25.11.2012 09:02 Oper von Giuseppe Verdi

Theater Freiburg: Nabucco - Politische Konflikte, deformierte Familien-Verhältnisse - alles zerbricht an der harten Realität

Theater Freiburg: Nabucco, Zeichenhaft stehen dafür die von den Babyloniern geknechteten Hebräer, zeichenhaft stehen aber ebenso die ungeklärten, auf Intrige und Verlogenheit basierenden Familienverhältnisse rund um den babylonischen König Nabucco. Das persönliche Erleben des jungen, verzweifelten Verdi findet sich darin genauso, wie die brodelnden politischen Verhältnisse eines noch längst nicht vereinigten Italiens.

Nabucco am Theater Freiburg © Maurice Korbel

Von: GFDK - Theater Freiburg - 5 Bilder

Mit 29 Jahren schrieb Verdi 1842 tief depressiv nach schrecklichen familiären Katastrophen – in kurzer Folge verlor er durch Tod seine beiden Kinder und seine Frau – seine dritte Oper, mit der er seine Weltkarriere begründete, auch wenn es für ihn selbst noch etliche Jahre dauern sollte, bis er sich beruhigt auf seinen Status als der italienische Opernkomponist des 19. Jahrhunderts verlassen konnte.

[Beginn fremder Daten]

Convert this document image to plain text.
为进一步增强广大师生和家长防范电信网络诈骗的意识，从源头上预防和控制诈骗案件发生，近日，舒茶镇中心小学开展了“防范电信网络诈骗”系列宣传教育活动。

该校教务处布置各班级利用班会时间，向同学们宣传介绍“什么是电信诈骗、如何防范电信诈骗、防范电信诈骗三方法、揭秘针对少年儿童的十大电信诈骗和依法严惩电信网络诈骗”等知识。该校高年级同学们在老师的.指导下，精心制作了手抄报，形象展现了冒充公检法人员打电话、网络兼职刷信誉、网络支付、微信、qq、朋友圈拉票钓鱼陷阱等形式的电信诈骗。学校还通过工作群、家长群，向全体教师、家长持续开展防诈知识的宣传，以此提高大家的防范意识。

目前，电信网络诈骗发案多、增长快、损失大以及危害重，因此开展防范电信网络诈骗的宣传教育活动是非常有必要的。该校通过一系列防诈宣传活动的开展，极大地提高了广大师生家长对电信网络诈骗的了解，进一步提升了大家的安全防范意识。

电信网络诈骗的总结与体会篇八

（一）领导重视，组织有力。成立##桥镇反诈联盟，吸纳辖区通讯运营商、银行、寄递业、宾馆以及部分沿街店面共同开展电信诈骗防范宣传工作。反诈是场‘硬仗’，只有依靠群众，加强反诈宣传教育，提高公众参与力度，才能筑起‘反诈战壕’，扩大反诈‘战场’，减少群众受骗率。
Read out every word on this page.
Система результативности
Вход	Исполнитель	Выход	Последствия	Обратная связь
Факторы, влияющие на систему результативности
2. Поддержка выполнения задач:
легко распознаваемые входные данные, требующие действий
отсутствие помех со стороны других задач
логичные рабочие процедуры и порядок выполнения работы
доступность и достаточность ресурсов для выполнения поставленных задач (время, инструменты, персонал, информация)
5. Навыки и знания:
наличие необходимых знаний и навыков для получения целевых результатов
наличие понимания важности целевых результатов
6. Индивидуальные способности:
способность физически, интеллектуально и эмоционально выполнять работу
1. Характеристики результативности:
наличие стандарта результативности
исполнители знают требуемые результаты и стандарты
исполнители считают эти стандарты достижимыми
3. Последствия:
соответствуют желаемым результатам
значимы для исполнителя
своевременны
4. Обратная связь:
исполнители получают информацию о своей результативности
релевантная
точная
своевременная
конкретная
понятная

Alle Ingredienzien der hoch emotionalen, tragisch verwickelten Handlungs-Strukturen, die seine Opern in der Folge auszeichnen, sind im »Nabucco« bereits angelegt und ausformuliert. Politische Konflikte werden dargestellt an deformierten Familien-Verhältnissen – Öffentliches und Privates bildet sich in seinen Defiziten gegenseitig ab – die Sehnsucht nach Harmonie, Geborgenheit und Liebe erweist sich jeweils als pure Utopie, zerbricht an der harten Realität.

Zeichenhaft stehen dafür die von den Babyloniern geknechteten Hebräer, zeichenhaft stehen aber ebenso die ungeklärten, auf Intrige und Verlogenheit basierenden Familienverhältnisse rund um den babylonischen König Nabucco. Das persönliche Erleben des jungen, verzweifelten Verdi findet sich darin genauso, wie die brodelnden politischen Verhältnisse eines noch längst nicht vereinigten Italiens.

Nicht von ungefähr konnte der Gefangenenchor der Hebräer zur heimlichen Nationalhymne des sich nach Einigkeit sehnenden Italiens werden, Sinnbild für die verzweifelte Hoffnung, die einen trotz aller Pein am Leben erhält: »Va pensiero sull’ali dorate – Flieg Gedanke, getragen von Sehnsucht«!